Sweet and Sour Burner Sauce with Plump Egg

by Editorial Staff

Summary

Prep Time 5 mins
Cook Time 30 mins
Total Time 35 mins
Course Main Course
Cuisine European
Servings (Default: 4)

Ingredients

  • 2 tablespoon butter, which is suitable for cooking and baking
  • 4 tablespoon sugar
  • 3 tablespoon flour
  • 4 dashes vinegar
  • 400 ml water, possibly more
  • 3 pinches salt
  • 1 package fish fingers
  • mashed potatoes
  • 4 egg (s)
Sweet and Sour Burner Sauce with Plump Egg
Sweet and Sour Burner Sauce with Plump Egg

Instructions

  1. First let the butter melt in a saucepan. Then add about 3 tablespoons of flour and mix well. It should get crumbly. If the mixture is still too mushy, add more flour. If the consistency is perfect, let the roux take on color while stirring. Let yourself start, caution burns quickly. When it is dark, add the water while stirring well. It can smell something burnt, which is why this sauce is also called burner sauce. Now add a few points of vinegar, 3 - 4 tablespoons of sugar and 3 points of salt. Bring the sauce to the boil. If the sauce is still too thick, stretch it with water and, if necessary, season again with sugar and vinegar until it has a sweet and sour taste.
  2. We always let 4 eggs plop in at the end. It`s not a must, it`s a matter of taste.
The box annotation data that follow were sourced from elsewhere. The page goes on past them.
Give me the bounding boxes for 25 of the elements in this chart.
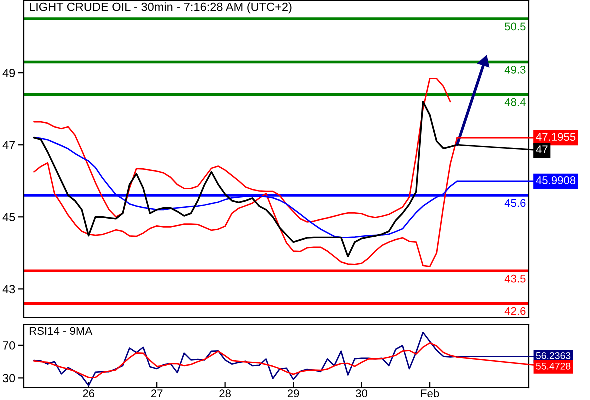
data-label: 47.1955 [536,133,576,142]
y-tick-label: 30 [2,374,16,383]
data-label: 47 [536,146,548,154]
data-label: 55.4728 [536,362,571,370]
x-tick-label: 30 [356,390,368,398]
x-tick-label: 28 [220,390,232,398]
y-tick-label: 47 [2,141,16,150]
y-tick-label: 43 [2,285,16,294]
ref-line-label: 43.5 [504,274,526,283]
x-tick-label: 27 [151,390,163,398]
ref-line-label: 49.3 [504,66,526,74]
ref-line-label: 48.4 [504,98,526,106]
y-tick-label: 70 [3,341,16,350]
chart-title: LIGHT CRUDE OIL - 30min - 7:16:28 AM (UTC+2) [30,2,292,14]
y-tick-label: 45 [2,213,16,222]
x-tick-label: 29 [288,390,300,398]
data-label: 45.9908 [536,176,576,184]
x-tick-label: 26 [83,390,95,398]
data-label: 56.2363 [536,352,571,360]
chart-title: RSI14 - 9MA [30,327,93,336]
ref-line-label: 42.6 [504,307,526,316]
ref-line-label: 50.5 [505,22,526,31]
ref-line-label: 45.6 [504,199,526,208]
x-tick-label: Feb [421,389,440,398]
y-tick-label: 49 [2,69,16,78]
To do this, beat the eggshell a little on the edge of the pot and let the entire egg flop into the sauce without the shell, do not mix the egg with the sauce. Let the sauce continue to simmer. Every now and then, carefully walk along the bottom of the pot with a fork so that no egg sticks. After a short time, about 5 minutes, the eggs are ready. You can also let them cook longer, then the yolk will be hard.
  3. If there is not enough sauce for you personally, then stretch with water and thicken the sauce, e.g. with cornstarch.
  4. Prepare the fish fingers and the mashed potatoes as usual. Super easy and tasty for kids.